Lead Photo Credit: Javel Williams via Unsplash
A year or two ago, on a sticky summer seaside stroll, I walked along a beach, hand in hand with my husband as we watched our four children, two daughters and two sons who are almost grown, but still young enough to be willing to go on a road trip with their parents, still young enough to squabble in the backseat over playlists and chargers and blankets and pillows, still young enough for me to want to explore new things with them, to show them the things I love, to regale them with the histories and the fictions and the myths of the past, although I am beginning to think there is not an age limit on the way a parent continues to share, continues to hold on, continues to marvel at the growth of their child, continues to forge links to the past while watching as they walk toward their own futures, just a handsbreath out of reach, and we watched them, my husband and I, two daughters and two sons as they ambled ahead on a foggy strip of sand at the peak of high tide, through twisted ropes of seaweed thrown up by the waves, through clouds of tiny black gnats, through rocky outcroppings and shallow pools, through haphazard piles of driftwood and long streamers of fading foam and tiny bits and slivers of shell and colored glass and splintered rock and the cast off skeletons of crabs and the bleached bones of birds and the shattered claws of creatures I imagine live deep in the water where the light does not reach, all eventually polished smooth by the roll of relentless waves.

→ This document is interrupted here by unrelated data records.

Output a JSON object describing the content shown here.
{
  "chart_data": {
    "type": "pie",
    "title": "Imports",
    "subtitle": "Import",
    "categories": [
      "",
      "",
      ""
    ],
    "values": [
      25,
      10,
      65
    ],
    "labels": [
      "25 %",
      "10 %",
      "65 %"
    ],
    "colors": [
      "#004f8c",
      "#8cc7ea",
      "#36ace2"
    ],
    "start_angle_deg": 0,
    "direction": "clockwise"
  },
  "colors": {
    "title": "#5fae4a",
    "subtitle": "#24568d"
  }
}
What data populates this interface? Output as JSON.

I went home with my pockets full of shells and stones and sand, which is not new, my pockets always seem to be full of the strangest things, bits and bobs and odds and ends and the flotsam of noticing the tiny, tender things that bring back moments so vivid I can almost touch them, can conjure the damp of the ocean air, the smell of the salt, the shiver of the cold sea against our skin, the way the light slants through the spray in a thousand sparkling glints of sun that makes even the fog seem unbearably bright. I am an assembler of artifacts, a collector of the curious, a gatherer of the fragments and figments that we use to define ourselves and to craft the compilation of who we are.

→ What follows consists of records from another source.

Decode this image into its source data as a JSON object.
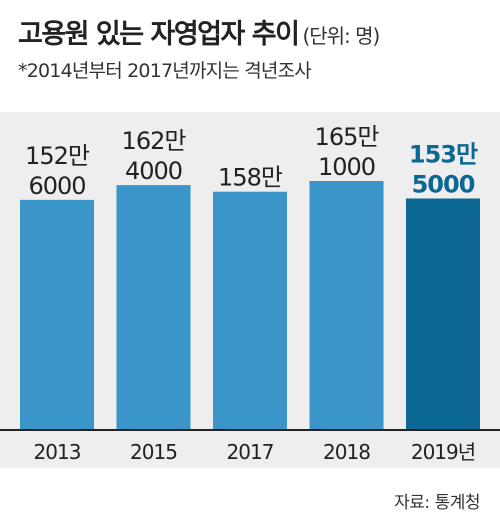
{
  "title": "고용원 있는 자영업자 추이",
  "unit": "(단위: 명)",
  "note": "*2014년부터 2017년까지는 격년조사",
  "source": "자료: 통계청",
  "colors": {
    "bar": "#3a96c8",
    "bar_highlight": "#0b6894",
    "label": "#222222",
    "label_highlight": "#0b6894",
    "background_panel": "#eeeeee",
    "axis": "#222222"
  },
  "chart_data": {
    "type": "bar",
    "title": "고용원 있는 자영업자 추이",
    "categories": [
      "2013",
      "2015",
      "2017",
      "2018",
      "2019년"
    ],
    "values": [
      1526000,
      1624000,
      1580000,
      1651000,
      1535000
    ],
    "value_labels": [
      [
        "152만",
        "6000"
      ],
      [
        "162만",
        "4000"
      ],
      [
        "158만"
      ],
      [
        "165만",
        "1000"
      ],
      [
        "153만",
        "5000"
      ]
    ],
    "highlight_index": 4,
    "grid": false,
    "legend": "none"
  }
}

It is an odd way of knowing: the speaking of stories, the remembering of moments, the assembling of jagged edged pieces that together tell us our place in the world. It reminds me of the old myths of wise women, of long journeys and short lives and tales told around kitchen tables, those worn-wood gathering places filled with good food and good company and surrounded by joy.
The author Ursula Le Guin talked about what she called the Carrier Bag Theory, her proposition that instead of carefully and calculatedly creating accounts of the world around us we should, instead, live our lives always with a bag in one hand and with the other outstretched, aware of the tiny and the trivial and the strange and the surprising, and throughout those days we should gather moments and mementos and memories, that we might, each of us, at the end of the day, shake that bag and take from it a different meaning, a whole new way of looking at the ordinary, a curating instead of a recounting that allows for less traditional ways of knowing and creating and crafting our lives.
In my mind it is about the small and stunning moments of majestic beauty. The ridged red of aged rock stained dark with damp and time, the glint of green grass at the edge of silty sand, the snail sliding slow in morning dew, the speckled egg, the bob white quail, the way an end of summer tomato bursts bright across the tongue. We forget sometimes the important things that can be found all around us, if we take the time to look. This is the type of knowledge that cannot be learned in books, that cannot be examined or tested or measured by the traditional measures we use in education. It is a type of knowledge that is no less valuable because it is less formal, no less prized because it has no price. It makes me wonder what we can do to nurture ways of knowing, of learning, of connecting, of creating, of collecting, how we can privilege the intelligence that comes not from formal education, which I have done, for long years and late nights working towards an undergraduate degree while my children were young, studying during naptime and snack time and in the evening while they slept, and a master’s when they were in school and we would study together, two plus two equals four and the sum total of the symbolism of The Canterbury Tales all jostling for attention in my head.
No, I wonder about the ways of the Wise Women and the Shamans and the Midwives, the Medicine Men, the Aunties, the Neighbors, the Elders, and the Friends, for I think we have too soon put away what Scholars call the nontraditional by which they mean the non scholarly, for what is more traditional than the old tales, the old paths, the old ways of experiencing the world?
Knowledge is an interesting thing. In the ways we collect it, but also in the ways that we share it, not hoarding it like a dragon with their gold, but giving it away, portioning it out, displaying it in full view like a piece of sea glass set on a windowsill catching the light in fragments and fractals and rainbow hues. It is not acquisition but participation. It is collecting connections and interactions and relationships. It is a thing of daily use, wrung out with living, faded and torn around the edges, not a sacred thing to be set on a high shelf and kept safe for a rainy day or a special occasion. No, it is something to shrug into like an old and worn jacket that holds in itself the shape of your body and the scent of your skin and has the perfect sized pockets for a long stroll on the beach as the tide rolls in, and the water rises and you hold someone’s hand in your own, as you watch for interesting bits to keep and to collect, each walk a voyage, a quest, a journey to the place full of wonders to turn over and examine and admire and hand to someone else as we learn to observe and admire and marvel and speculate and notice and, simply, to look.